Cost = 3(x^2) + 2(4xy)
= 3x^2 + 8x(3/x^2)
= 3x^2 + 24/x

d(cost)/dx = 6x - 24/x^2
= 0 for a min of cost

6x = 24/x^2
x^3 = 4
x = cuberoot(4)
= appr 1.6 ft

the base should be appr 1.6 ft by 1.6 ft

(the height is appr 1.19 ft)

To solve this problem, we need to determine the dimensions of the square base that will minimize the total cost of building the box.

Let's start by assigning variables:
Let x be the length of one side of the square base.
Let y be the height of the box.

The volume of the box is given as 3 cubic feet, so we have the equation:
x * x * y = 3.

The surface area of the base will be x * x = x^2 square feet, and the surface area of the four sides will be 4 * x * y = 4xy square feet.

The total cost of materials is the sum of the cost of the base and sides.

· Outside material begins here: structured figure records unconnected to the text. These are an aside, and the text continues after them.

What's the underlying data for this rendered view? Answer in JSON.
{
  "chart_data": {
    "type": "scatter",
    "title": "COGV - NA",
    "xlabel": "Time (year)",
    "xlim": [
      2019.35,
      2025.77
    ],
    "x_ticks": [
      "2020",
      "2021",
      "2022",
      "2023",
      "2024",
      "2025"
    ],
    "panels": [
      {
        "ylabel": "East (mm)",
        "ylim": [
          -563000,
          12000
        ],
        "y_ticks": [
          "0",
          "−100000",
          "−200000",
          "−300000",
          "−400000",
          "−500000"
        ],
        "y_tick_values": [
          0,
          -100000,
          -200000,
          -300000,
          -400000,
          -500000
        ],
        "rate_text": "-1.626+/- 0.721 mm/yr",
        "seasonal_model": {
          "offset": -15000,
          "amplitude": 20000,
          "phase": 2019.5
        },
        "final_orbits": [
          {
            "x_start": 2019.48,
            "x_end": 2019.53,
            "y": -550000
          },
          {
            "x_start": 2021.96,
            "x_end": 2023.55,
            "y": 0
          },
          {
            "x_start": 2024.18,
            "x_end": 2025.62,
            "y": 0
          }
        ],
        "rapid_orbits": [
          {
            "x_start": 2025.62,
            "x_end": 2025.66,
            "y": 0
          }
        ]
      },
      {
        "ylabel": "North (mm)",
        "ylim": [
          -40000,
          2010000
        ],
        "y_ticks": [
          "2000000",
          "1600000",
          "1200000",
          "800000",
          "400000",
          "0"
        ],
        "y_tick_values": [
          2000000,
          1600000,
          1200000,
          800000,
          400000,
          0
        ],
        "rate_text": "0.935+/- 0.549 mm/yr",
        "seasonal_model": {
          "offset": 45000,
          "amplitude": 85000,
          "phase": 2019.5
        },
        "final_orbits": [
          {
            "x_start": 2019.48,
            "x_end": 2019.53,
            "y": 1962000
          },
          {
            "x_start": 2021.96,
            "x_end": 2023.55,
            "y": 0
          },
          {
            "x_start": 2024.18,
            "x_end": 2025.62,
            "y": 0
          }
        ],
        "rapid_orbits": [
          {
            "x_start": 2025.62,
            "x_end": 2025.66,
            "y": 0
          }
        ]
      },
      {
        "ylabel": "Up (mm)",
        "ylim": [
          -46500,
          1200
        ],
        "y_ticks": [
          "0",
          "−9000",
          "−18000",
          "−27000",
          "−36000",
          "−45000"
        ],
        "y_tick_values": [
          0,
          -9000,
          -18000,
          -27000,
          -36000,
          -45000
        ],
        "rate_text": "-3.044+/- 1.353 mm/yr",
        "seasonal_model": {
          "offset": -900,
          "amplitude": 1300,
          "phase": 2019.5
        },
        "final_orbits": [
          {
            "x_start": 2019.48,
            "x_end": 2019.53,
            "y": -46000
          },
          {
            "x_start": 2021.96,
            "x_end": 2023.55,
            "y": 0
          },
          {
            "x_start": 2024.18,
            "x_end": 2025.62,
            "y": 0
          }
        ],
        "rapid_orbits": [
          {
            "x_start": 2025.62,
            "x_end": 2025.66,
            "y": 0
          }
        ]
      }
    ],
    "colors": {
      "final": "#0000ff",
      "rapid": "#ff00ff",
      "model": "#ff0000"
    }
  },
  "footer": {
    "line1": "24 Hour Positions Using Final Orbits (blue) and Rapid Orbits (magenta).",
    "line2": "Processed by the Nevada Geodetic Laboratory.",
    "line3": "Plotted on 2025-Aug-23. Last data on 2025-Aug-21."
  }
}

The cost of the base is 3 dollars per square foot, so it will be 3 * x^2 dollars. The cost of the sides is 2 dollars per square foot, so it will be 2 * 4xy = 8xy dollars.

To find the total cost, we can write the equation:
Total Cost = Cost of Base + Cost of Sides = 3 * x^2 + 8xy.

Now, we can express the equation for the volume (x * x * y = 3) in terms of y:
y = 3 / (x * x).

Substitute this value of y into the equation for the total cost:
Total Cost = 3 * x^2 + 8x * (3 / (x * x)).

Simplify the equation:
Total Cost = 3 * x^2 + 24 / x.

To minimize the total cost, we need to find the value of x that minimizes this equation.

We can do this by taking the derivative of the equation with respect to x, setting it to zero, and then solving for x.

d(Total Cost) / dx = 6x - 24 / x^2 = 0.

Multiply both sides by x^2 to get rid of the denominator:
6x^3 - 24 = 0.

Solve for x:
6x^3 = 24,
x^3 = 4,
x = ∛4.

So, the size of the base that minimizes the total cost is x = ∛4.

To calculate the corresponding height of the box (y), substitute the value of x into the equation for y:
y = 3 / (x * x) = 3 / (∛4 * ∛4) = 3 / (∛16) = 3 / 2 = 1.5.